Stavros Kelepouris

Rentrée politique: une ode au théâtre

Stavros Kelepouris Journaliste pour Knack.be

Six ministres absents et une fraction qui quitte l’hémicycle : pour l’instant, le contenu joue un rôle secondaire dans le scénario de la rentrée politique.

Indignation et théâtre politique: ce sont souvent les premiers moyens auxquels recourt l’opposition de l’hémicycle, se lamentant à grands cris de la politique du gouvernement. C’est une pratique utilisée par toutes les oppositions, et qui agace toutes les majorités. Bref, c’est une tradition politique à part entière.

La première session plénière de l’année politique offre plus que l’occasion d’honorer cette tradition. L’opposition est contrariée par l’absence de pas moins de six membres importants du gouvernement. La N-VA est furieuse de la campagne de la section jeune d’Ecolo qui a présenté Theo Francken en uniforme nazi. Et les partenaires de la coalition en ont plus qu’assez de la communication impulsive de Francken.

Avant même l’ouverture de l’heure des questions, le spectacle commence. Hendrik Vuye (Vuye&Wouters) et Barbara Pas (VB) se plaignent du traitement de leurs questions à propos de la réaction de l’Espagne au référendum d’indépendance catalane. Ces questions sont réservées au ministre des Affaires étrangères Didier Reynders, qui tout comme Charles Michel, est à l’étranger. Du coup, c’est Daniel Bacquelaine qui est désigné pour répondre aux questions : un choix qui n’a rien d’étonnant – Bacquelaine et Reynders sont tous deux ministres MR – mais Pas et Vuye préféreraient que Jambon réponde à la question. En tant que membre de la N-VA, Jambon a un point de vue tranché sur la question, mais en tant que président de la Chambre, il n’a pas le droit de le crier sur tous les toits. Pas et Vuye savent très bien que le Président de la Chambre Siegfried Bracke ne jettera pas son collègue de parti dans la fosse aux lions, mais au sein du théâtre stratégique de la politique belge, il est primordial d’attirer l’attention sur ce qui se passe en coulisses.

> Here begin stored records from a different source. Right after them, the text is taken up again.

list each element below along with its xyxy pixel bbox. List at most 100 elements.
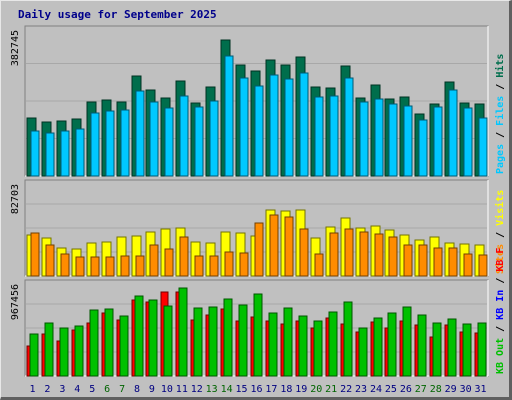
bar-sites-day-9 [149,244,159,277]
bar-kb-out-day-14 [223,298,233,377]
bar-sites-day-22 [344,228,354,277]
bar-files-day-30 [463,107,473,177]
legend-item-visits: Visits [494,190,506,226]
bar-files-day-4 [75,128,85,177]
bar-kb-out-day-18 [283,307,293,377]
x-tick-day-14: 14 [221,384,233,395]
x-tick-day-22: 22 [340,384,352,395]
bar-files-day-16 [254,85,264,177]
bar-kb-out-day-26 [402,306,412,377]
bar-files-day-18 [284,78,294,177]
bar-kb-out-day-1 [29,333,39,377]
x-tick-day-18: 18 [280,384,292,395]
bar-sites-day-19 [299,228,309,277]
bar-kb-out-day-30 [462,323,472,377]
legend-item-kb-in: KB In [495,290,506,320]
bar-sites-day-23 [359,231,369,277]
bar-kb-out-day-7 [119,315,129,377]
bar-kb-out-day-12 [193,307,203,377]
bar-sites-day-8 [135,255,145,277]
x-tick-day-28: 28 [430,384,442,395]
x-tick-day-5: 5 [89,384,95,395]
legend-item-pages: Pages [495,144,506,174]
bar-kb-out-day-17 [268,312,278,377]
bar-sites-day-24 [374,233,384,277]
bar-kb-out-day-27 [417,314,427,377]
bar-files-day-5 [90,112,100,177]
bar-kb-out-day-24 [373,317,383,377]
bar-kb-out-day-9 [148,299,158,377]
bar-kb-out-day-31 [477,322,487,377]
bar-sites-day-13 [209,255,219,277]
x-tick-day-2: 2 [44,384,50,395]
x-tick-day-23: 23 [355,384,367,395]
bar-files-day-15 [239,77,249,177]
legend-item-files: Files [494,96,506,126]
y-max-label-hits-files-pages: 382745 [10,30,21,66]
bar-files-day-23 [359,101,369,177]
bar-files-day-22 [344,77,354,177]
x-tick-day-30: 30 [460,384,472,395]
bar-files-day-24 [374,98,384,177]
legend-item-kb-f: KB F [495,248,506,272]
bar-files-day-21 [329,95,339,177]
legend-item-hits: Hits [494,54,506,78]
x-tick-day-20: 20 [310,384,322,395]
bar-kb-out-day-29 [447,318,457,377]
page-title: Daily usage for September 2025 [18,8,217,21]
bar-files-day-9 [149,101,159,177]
bar-sites-day-31 [478,254,488,277]
x-tick-day-9: 9 [149,384,155,395]
bar-sites-day-27 [418,244,428,277]
x-tick-day-13: 13 [206,384,218,395]
bar-files-day-11 [179,95,189,177]
bar-kb-out-day-20 [313,320,323,377]
x-tick-day-26: 26 [400,384,412,395]
bar-files-day-29 [448,89,458,177]
x-tick-day-6: 6 [104,384,110,395]
legend-visits-sites: Sites / Visits [494,190,506,274]
bar-files-day-2 [45,132,55,177]
x-tick-day-3: 3 [59,384,65,395]
bar-sites-day-28 [433,247,443,277]
x-tick-day-25: 25 [385,384,397,395]
bar-files-day-12 [194,106,204,177]
bar-sites-day-2 [45,244,55,277]
bar-sites-day-29 [448,247,458,277]
bar-kb-out-day-21 [328,311,338,377]
bar-sites-day-6 [105,256,115,277]
x-tick-day-29: 29 [445,384,457,395]
x-tick-day-21: 21 [325,384,337,395]
bar-files-day-7 [120,109,130,177]
bar-files-day-25 [388,103,398,177]
x-tick-day-27: 27 [415,384,427,395]
bar-sites-day-10 [164,248,174,277]
bar-files-day-13 [209,100,219,177]
bar-files-day-10 [164,107,174,177]
legend-separator: / [495,320,506,338]
bar-sites-day-30 [463,253,473,277]
bar-files-day-8 [135,90,145,177]
bar-kb-out-day-19 [298,315,308,377]
x-tick-day-31: 31 [475,384,487,395]
bar-kb-out-day-22 [343,301,353,377]
x-tick-day-4: 4 [74,384,80,395]
x-tick-day-7: 7 [119,384,125,395]
bar-kb-out-day-15 [238,304,248,377]
legend-separator: / [495,226,506,244]
bar-files-day-14 [224,55,234,177]
bar-kb-out-day-28 [432,322,442,377]
bar-sites-day-1 [30,232,40,277]
bar-files-day-3 [60,130,70,177]
x-tick-day-19: 19 [295,384,307,395]
legend-separator: / [495,272,506,290]
bar-sites-day-12 [194,255,204,277]
bar-sites-day-26 [403,244,413,277]
bar-files-day-27 [418,119,428,177]
bar-kb-out-day-23 [358,327,368,377]
bar-sites-day-14 [224,251,234,277]
bar-files-day-19 [299,72,309,177]
x-tick-day-12: 12 [191,384,203,395]
legend-kbytes: KB Out / KB In / KB F [495,248,506,374]
bar-kb-out-day-5 [89,309,99,377]
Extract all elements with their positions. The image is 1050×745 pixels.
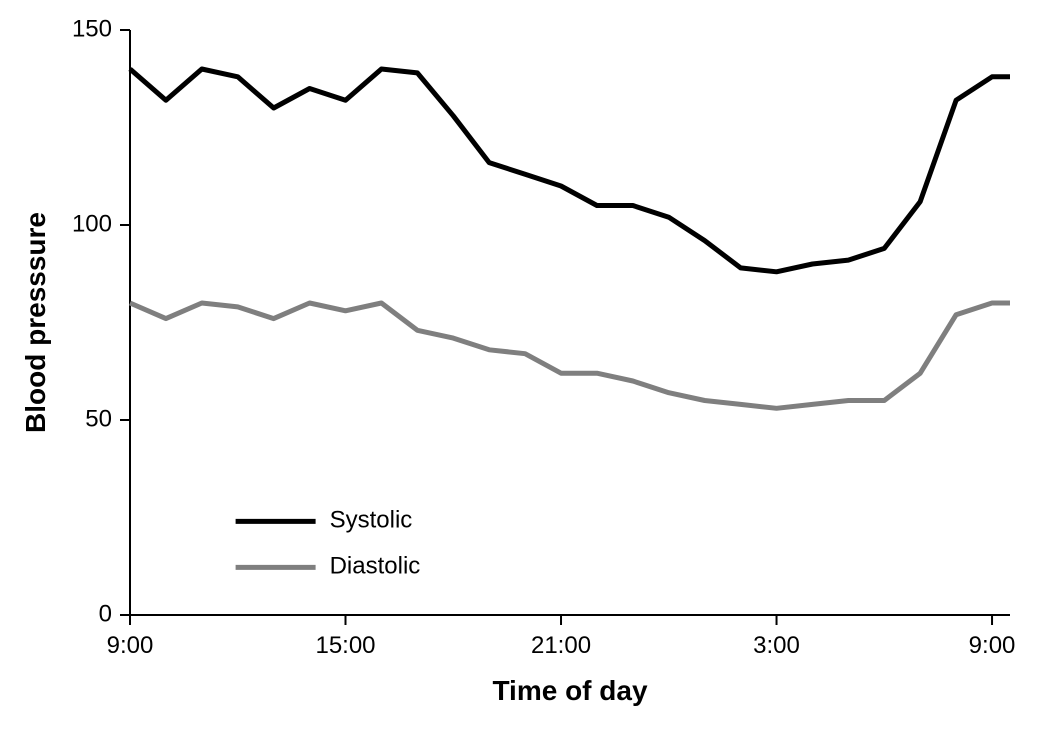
x-axis-label: Time of day (492, 675, 648, 706)
legend-label-diastolic: Diastolic (330, 553, 421, 580)
x-tick-label: 15:00 (315, 632, 375, 659)
chart-container: 0 50 100 150 9:00 15:00 21:00 3:00 9:00 Blood pre… (0, 0, 1050, 745)
y-tick-label: 100 (72, 210, 112, 237)
legend-label-systolic: Systolic (330, 507, 413, 534)
y-tick-label: 0 (99, 600, 112, 627)
x-tick-label: 21:00 (531, 632, 591, 659)
y-axis-label: Blood presssure (20, 212, 51, 433)
x-tick-label: 9:00 (969, 632, 1016, 659)
x-tick-label: 9:00 (107, 632, 154, 659)
x-tick-label: 3:00 (753, 632, 800, 659)
bp-line-chart: 0 50 100 150 9:00 15:00 21:00 3:00 9:00 Blood pre… (0, 0, 1050, 745)
y-tick-label: 150 (72, 15, 112, 42)
y-tick-label: 50 (85, 405, 112, 432)
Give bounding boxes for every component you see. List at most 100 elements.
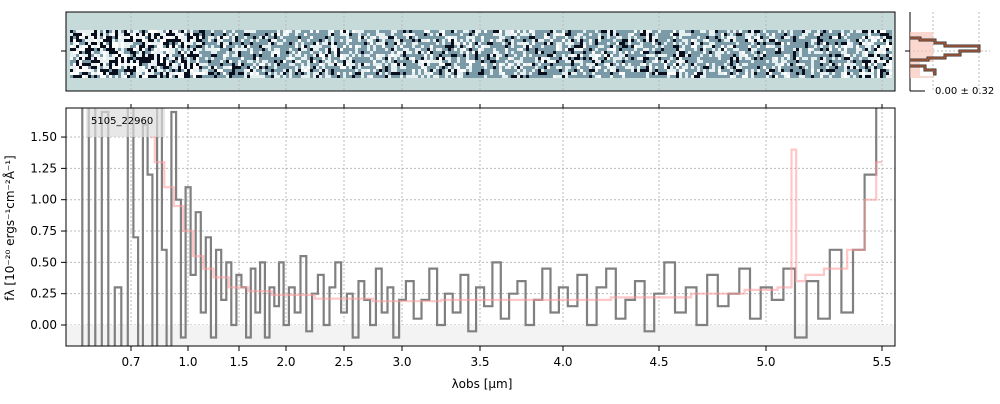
2d-pixel (184, 30, 187, 33)
2d-pixel (574, 45, 577, 48)
2d-pixel (544, 54, 547, 57)
2d-pixel (127, 69, 130, 72)
histogram-panel: 0.00 ± 0.32 (905, 12, 994, 97)
2d-pixel (652, 48, 655, 51)
2d-pixel (211, 30, 214, 33)
2d-pixel (139, 69, 142, 72)
2d-pixel (412, 69, 415, 72)
2d-pixel (466, 30, 469, 33)
2d-pixel (679, 57, 682, 60)
2d-pixel (85, 72, 88, 75)
2d-pixel (757, 57, 760, 60)
2d-pixel (115, 63, 118, 66)
2d-pixel (769, 45, 772, 48)
2d-pixel (370, 75, 373, 78)
2d-pixel (223, 72, 226, 75)
2d-pixel (772, 51, 775, 54)
2d-pixel (379, 72, 382, 75)
2d-pixel (829, 48, 832, 51)
y-axis-label: fλ [10⁻²⁰ ergs⁻¹cm⁻²Å⁻¹] (2, 155, 17, 300)
2d-pixel (676, 72, 679, 75)
2d-pixel (700, 63, 703, 66)
2d-pixel (796, 54, 799, 57)
2d-pixel (811, 66, 814, 69)
2d-pixel (604, 45, 607, 48)
2d-pixel (676, 42, 679, 45)
2d-pixel (373, 30, 376, 33)
2d-pixel (832, 69, 835, 72)
2d-pixel (619, 63, 622, 66)
2d-pixel (655, 39, 658, 42)
2d-pixel (394, 39, 397, 42)
2d-pixel (499, 63, 502, 66)
2d-pixel (397, 66, 400, 69)
2d-pixel (238, 30, 241, 33)
2d-pixel (109, 54, 112, 57)
2d-pixel (535, 36, 538, 39)
2d-pixel (619, 51, 622, 54)
2d-pixel (550, 33, 553, 36)
2d-pixel (502, 63, 505, 66)
2d-pixel (736, 33, 739, 36)
2d-pixel (349, 30, 352, 33)
2d-pixel (523, 60, 526, 63)
2d-pixel (172, 60, 175, 63)
2d-pixel (286, 60, 289, 63)
2d-pixel (703, 39, 706, 42)
2d-pixel (136, 63, 139, 66)
2d-pixel (253, 60, 256, 63)
2d-pixel (319, 48, 322, 51)
2d-pixel (331, 57, 334, 60)
2d-pixel (355, 63, 358, 66)
2d-pixel (388, 66, 391, 69)
2d-pixel (361, 69, 364, 72)
2d-pixel (781, 69, 784, 72)
2d-pixel (322, 45, 325, 48)
2d-pixel (421, 51, 424, 54)
2d-pixel (73, 60, 76, 63)
2d-pixel (160, 66, 163, 69)
2d-pixel (718, 48, 721, 51)
2d-pixel (853, 72, 856, 75)
2d-pixel (409, 30, 412, 33)
2d-pixel (544, 66, 547, 69)
2d-pixel (424, 57, 427, 60)
2d-pixel (577, 66, 580, 69)
2d-pixel (718, 72, 721, 75)
2d-pixel (154, 60, 157, 63)
2d-pixel (679, 36, 682, 39)
2d-pixel (700, 36, 703, 39)
2d-pixel (850, 48, 853, 51)
2d-pixel (73, 39, 76, 42)
2d-pixel (745, 54, 748, 57)
2d-pixel (826, 51, 829, 54)
2d-pixel (73, 72, 76, 75)
2d-pixel (136, 39, 139, 42)
2d-pixel (106, 54, 109, 57)
2d-pixel (841, 69, 844, 72)
2d-pixel (577, 69, 580, 72)
2d-pixel (817, 30, 820, 33)
2d-pixel (232, 75, 235, 78)
2d-pixel (799, 66, 802, 69)
2d-pixel (535, 42, 538, 45)
2d-pixel (631, 48, 634, 51)
2d-pixel (796, 45, 799, 48)
2d-pixel (586, 36, 589, 39)
2d-pixel (634, 57, 637, 60)
2d-pixel (820, 72, 823, 75)
2d-pixel (805, 57, 808, 60)
2d-pixel (193, 69, 196, 72)
2d-pixel (637, 60, 640, 63)
2d-pixel (751, 51, 754, 54)
2d-pixel (442, 75, 445, 78)
2d-pixel (247, 66, 250, 69)
2d-pixel (223, 30, 226, 33)
2d-pixel (838, 45, 841, 48)
2d-pixel (427, 45, 430, 48)
2d-pixel (130, 45, 133, 48)
2d-pixel (193, 30, 196, 33)
2d-pixel (400, 75, 403, 78)
2d-pixel (250, 60, 253, 63)
2d-pixel (250, 66, 253, 69)
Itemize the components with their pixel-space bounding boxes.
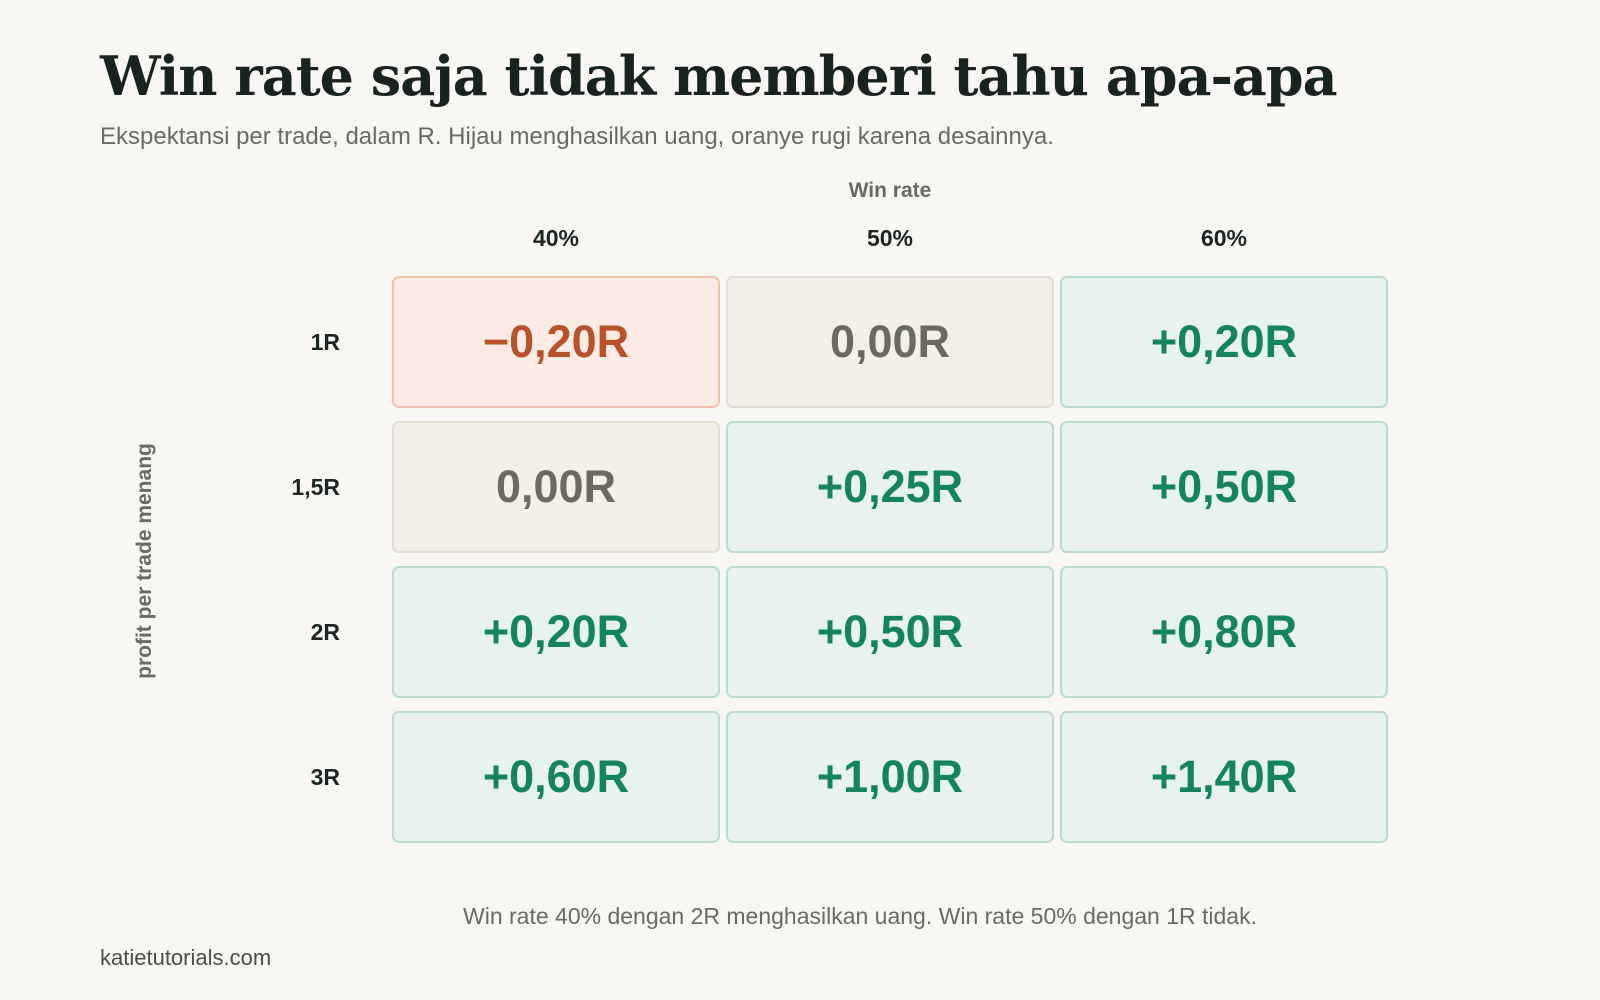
heatmap-cell: −0,20R bbox=[392, 276, 720, 408]
heatmap-cell: +0,80R bbox=[1060, 566, 1388, 698]
source-credit: katietutorials.com bbox=[100, 945, 272, 970]
x-axis-title: Win rate bbox=[848, 179, 932, 202]
row-label-1-5r: 1,5R bbox=[291, 473, 340, 500]
heatmap-cell: +0,60R bbox=[392, 711, 720, 843]
heatmap-cell: +0,50R bbox=[726, 566, 1054, 698]
y-axis-title: profit per trade menang bbox=[133, 443, 156, 679]
heatmap-cell: +1,40R bbox=[1060, 711, 1388, 843]
column-label-50: 50% bbox=[866, 225, 914, 251]
heatmap-cell: 0,00R bbox=[392, 421, 720, 553]
row-label-3r: 3R bbox=[310, 763, 340, 790]
footnote: Win rate 40% dengan 2R menghasilkan uang… bbox=[463, 903, 1257, 929]
heatmap-cell: +1,00R bbox=[726, 711, 1054, 843]
chart-title: Win rate saja tidak memberi tahu apa-apa bbox=[100, 44, 1338, 108]
heatmap-cell: +0,25R bbox=[726, 421, 1054, 553]
heatmap-cell: +0,20R bbox=[392, 566, 720, 698]
row-label-2r: 2R bbox=[310, 618, 340, 645]
column-label-40: 40% bbox=[532, 225, 580, 251]
heatmap-cell: +0,50R bbox=[1060, 421, 1388, 553]
chart-subtitle: Ekspektansi per trade, dalam R. Hijau me… bbox=[100, 123, 1054, 150]
heatmap-cell: +0,20R bbox=[1060, 276, 1388, 408]
row-label-1r: 1R bbox=[310, 328, 340, 355]
column-label-60: 60% bbox=[1200, 225, 1248, 251]
heatmap-cell: 0,00R bbox=[726, 276, 1054, 408]
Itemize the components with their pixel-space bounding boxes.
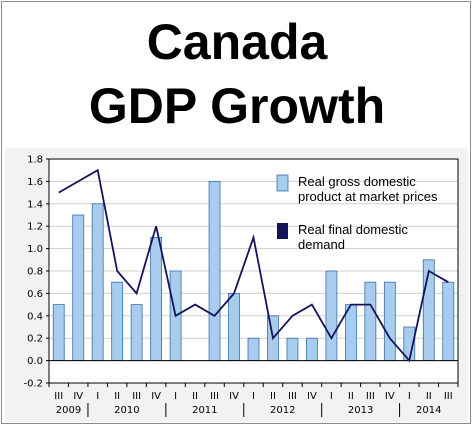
legend-bar-label: product at market prices bbox=[298, 189, 438, 204]
gdp-bar bbox=[208, 181, 221, 361]
gdp-bar bbox=[364, 281, 377, 361]
x-category-label: IV bbox=[229, 391, 239, 402]
gdp-bar bbox=[150, 237, 163, 361]
x-category-label: II bbox=[426, 391, 432, 402]
legend-bar-swatch bbox=[276, 174, 289, 192]
title-line-1: Canada bbox=[146, 14, 328, 70]
x-category-label: IV bbox=[151, 391, 161, 402]
gdp-bar bbox=[130, 304, 143, 362]
x-category-label: I bbox=[174, 391, 177, 402]
x-category-label: II bbox=[114, 391, 120, 402]
x-year-label: 2009 bbox=[56, 405, 81, 416]
x-category-label: I bbox=[408, 391, 411, 402]
x-category-label: IV bbox=[73, 391, 83, 402]
x-year-label: 2013 bbox=[348, 405, 373, 416]
x-category-label: III bbox=[288, 391, 297, 402]
gdp-bar bbox=[286, 337, 299, 361]
x-category-label: I bbox=[330, 391, 333, 402]
gdp-bar bbox=[111, 281, 124, 361]
gdp-bar bbox=[383, 281, 396, 361]
x-category-label: III bbox=[54, 391, 63, 402]
gdp-bar bbox=[72, 214, 85, 362]
x-category-label: I bbox=[252, 391, 255, 402]
x-category-label: I bbox=[96, 391, 99, 402]
gdp-bar bbox=[91, 203, 104, 362]
y-tick-label: 1.4 bbox=[27, 199, 43, 210]
x-category-label: IV bbox=[385, 391, 395, 402]
gdp-bar bbox=[52, 304, 65, 362]
gdp-bar bbox=[247, 337, 260, 361]
y-tick-label: 0.8 bbox=[27, 267, 43, 278]
legend-line-label: demand bbox=[298, 237, 345, 252]
y-tick-label: 0.2 bbox=[27, 334, 43, 345]
x-year-label: 2012 bbox=[270, 405, 295, 416]
gdp-bar bbox=[442, 281, 455, 361]
title-block: Canada GDP Growth bbox=[0, 10, 474, 138]
y-tick-label: 1.0 bbox=[27, 244, 43, 255]
gdp-bar bbox=[325, 270, 338, 361]
x-year-label: 2010 bbox=[114, 405, 139, 416]
legend-line-swatch bbox=[277, 223, 288, 239]
gdp-bar bbox=[228, 292, 240, 361]
y-tick-label: 0.0 bbox=[27, 356, 43, 367]
x-category-label: III bbox=[366, 391, 375, 402]
x-category-label: III bbox=[132, 391, 141, 402]
gdp-bar bbox=[306, 337, 318, 361]
x-year-label: 2014 bbox=[416, 405, 441, 416]
legend-line-label: Real final domestic bbox=[298, 222, 408, 237]
y-tick-label: 1.6 bbox=[27, 177, 43, 188]
x-category-label: IV bbox=[307, 391, 317, 402]
y-tick-label: -0.2 bbox=[23, 379, 43, 390]
chart-panel: -0.2 0.0 0.2 0.4 0.6 0.8 1.0 1.2 1.4 1.6 1.8 III IV I… bbox=[5, 148, 468, 422]
y-tick-label: 0.4 bbox=[27, 311, 43, 322]
y-tick-label: 1.2 bbox=[27, 222, 43, 233]
x-category-label: II bbox=[270, 391, 276, 402]
legend-bar-label: Real gross domestic bbox=[298, 174, 416, 189]
title-line-2: GDP Growth bbox=[88, 78, 386, 134]
y-tick-label: 0.6 bbox=[27, 289, 43, 300]
x-year-label: 2011 bbox=[192, 405, 217, 416]
x-category-label: III bbox=[444, 391, 453, 402]
x-category-label: III bbox=[210, 391, 219, 402]
y-tick-label: 1.8 bbox=[27, 155, 43, 166]
x-category-label: II bbox=[192, 391, 198, 402]
plot-border bbox=[48, 158, 459, 384]
x-category-label: II bbox=[348, 391, 354, 402]
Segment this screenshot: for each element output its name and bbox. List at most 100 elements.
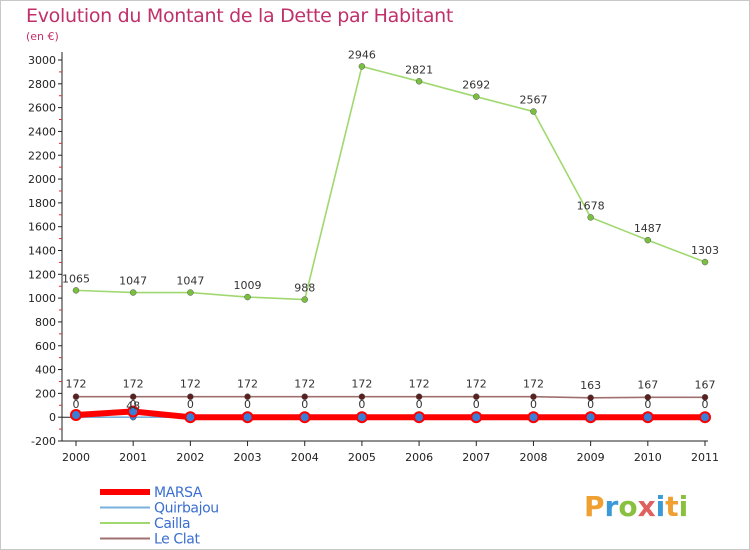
data-label: 163 — [580, 379, 601, 392]
data-point — [241, 411, 254, 424]
data-label: 1047 — [176, 275, 204, 288]
legend-label: Le Clat — [154, 532, 200, 548]
x-tick-label: 2011 — [691, 451, 719, 464]
data-point — [701, 394, 709, 401]
data-point — [244, 293, 251, 301]
legend-label: MARSA — [154, 485, 203, 501]
data-label: 0 — [473, 398, 480, 411]
data-label: 1487 — [634, 222, 662, 235]
data-label: 1678 — [577, 199, 605, 212]
x-tick-label: 2000 — [62, 451, 90, 464]
data-label: 2567 — [519, 94, 547, 107]
logo-letter: x — [637, 490, 656, 523]
data-point — [129, 393, 137, 400]
x-tick-label: 2010 — [634, 451, 662, 464]
data-point — [301, 393, 308, 400]
x-tick-label: 2004 — [291, 451, 319, 464]
legend-label: Quirbajou — [154, 501, 219, 517]
data-point — [644, 236, 652, 244]
x-tick-label: 2003 — [234, 451, 262, 464]
data-point — [298, 411, 311, 424]
data-point — [584, 411, 597, 424]
data-point — [530, 108, 537, 115]
data-label: 0 — [130, 398, 137, 411]
logo-letter: i — [655, 490, 666, 523]
data-point — [527, 411, 540, 424]
logo-letter: r — [604, 490, 619, 523]
data-label: 48 — [126, 399, 140, 412]
data-label: 0 — [644, 398, 651, 411]
x-tick-label: 2007 — [462, 451, 490, 464]
data-label: 0 — [702, 398, 709, 411]
y-tick-label: 800 — [35, 316, 56, 329]
y-tick-label: 2600 — [28, 102, 56, 115]
data-point — [699, 411, 711, 424]
y-tick-label: -200 — [31, 435, 56, 448]
y-tick-label: 1200 — [28, 268, 56, 281]
data-point — [72, 393, 80, 400]
data-label: 172 — [466, 378, 487, 391]
y-tick-label: 2800 — [28, 78, 56, 91]
data-label: 172 — [351, 378, 372, 391]
data-label: 2692 — [462, 79, 490, 92]
data-point — [127, 405, 140, 418]
data-point — [358, 393, 366, 400]
data-point — [415, 393, 423, 400]
data-point — [70, 409, 82, 422]
data-point — [244, 393, 251, 400]
y-tick-label: 0 — [49, 411, 56, 424]
y-tick-label: 200 — [35, 387, 56, 400]
data-point — [415, 78, 423, 85]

Au deuxième acte, on a droit à un débat autour de Theo Francken, qui est également absent – non seulement parce qu’il a invité des agents soudanais pour aider à identifier les migrants du parc Maximiliien, mais aussi parce que la section jeune d’Ecolo s’est montrée à son désavantage en présentant le Secrétaire d’État vêtu d’un uniforme nazi. Dès que Benoit Hellings prend la parole pour Ecolo, les députés N-VA quittent la Chambre. Un geste théâtral dont tous les journalistes avaient été informés auparavant.

Plus subtil était le jeu du ministre des Pensions Daniel Bacquelaine, invité à entrer dans la peau de ses collègues-ministres et à lire des textes à haute voix au sujet de la lutte pour l’indépendance catalane, des problèmes en psychiatrie, et du remboursement de circoncisions. Ses partisans louent parfois sa connaissance des dossiers et son travail dur, mais en matière de divertissement, il est l’opposé de Raoul Hedebouw (PTB). Quand Bacquelaine doit lire la déclaration d’un autre ministre, le résultat est « ennuyeux, mais si ennuyeux » – selon les mots d’un porte-parole dans les tribunes de presse – qu’il en devient divertissant.

Rentrée politique: du théâtre absurde dont Ionesco aurait été jaloux

Sur le plan du contenu, ces textes ne sont évidemment pas très importants, car leur plus-value pour une session plénière est pratiquement nulle. Ils réduisent la fonction de contrôle du parlement à un débat fictif où après la « réponse » d’un ministre absent, les parlementaires peuvent donner la réplique au même ministre. Du théâtre absurde dont Ionesco aurait été jaloux.

La semaine prochaine, le parlement bénéficiera d’une nouvelle opportunité pour remettre le contenu au centre des préoccupations.